What the ECB president was really thinking.
We don't normally do straight-up linkblogs, but sometime-NS-contributor Paweł Morski's "annotated highlights" from the ECB press conference yesterday are a must-read. Here's a taster:
As regards fiscal policies, euro area countries should build on their efforts to reduce government budget deficits and continue to implement structural reforms, thereby mutually reinforcing fiscal sustainability and economic growth. Fiscal policy strategies need to be complemented by growth-enhancing structural reforms. […] To support employment, wage-setting should become more flexible and better aligned with productivity.
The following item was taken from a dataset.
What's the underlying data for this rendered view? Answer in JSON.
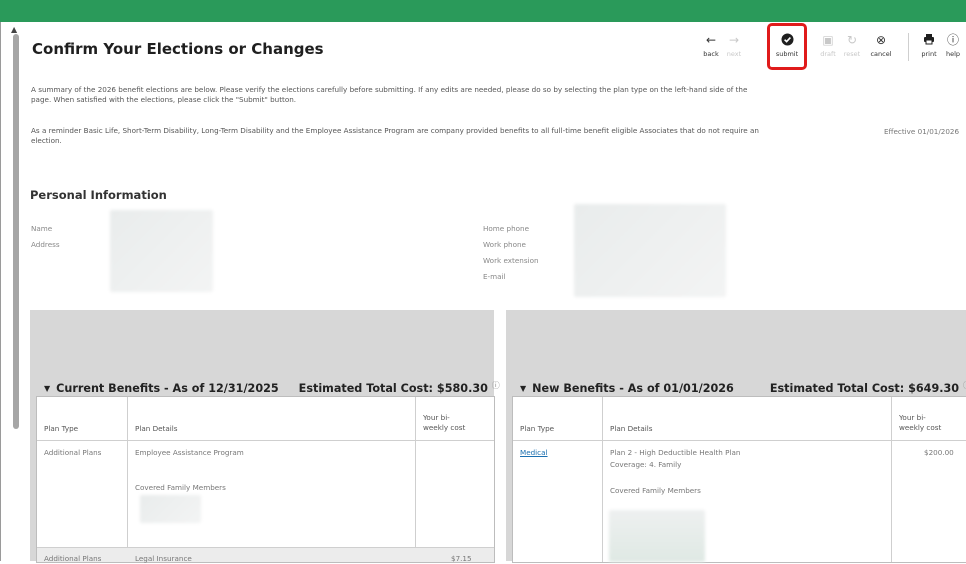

The floggings will continue until morale improves. Our only idea for growth is to give all the German MEPs little “Ask Me About the Hartz IV Labour Reform” badges and hope the word spreads.
So this could also go ahead speedily. I am sure that the European Commission has done a splendid job on both accounts.
You want to know how cool I am? I can say this stuff with a straight face.
Informative and entertaining. It's like an economics version of Where on Earth is Carmen Sandiago?
Anyway, the key takeaway – if you aren't clicking through – is that Mario Draghi has a habit of dropping bombshells where they really shouldn't be. Draghi suggested that the European Commission should draw an explicit distinction between uninsured depositors and bondholders in favour of the depositors – à la America's FDIC – despite the fact that the funding of European banks is far more reliant on bondholders than American banks are. The advantage of such a move would be that it would lessen the risk of a bank run, Cypriot-style; but if it scares off bondholders instead, it could be disastrous.
An important point – buried in the answer to a question at a press release. It's hardly "whatever it takes", Draghi's famous intervention which may have saved the Eurozone for a bit.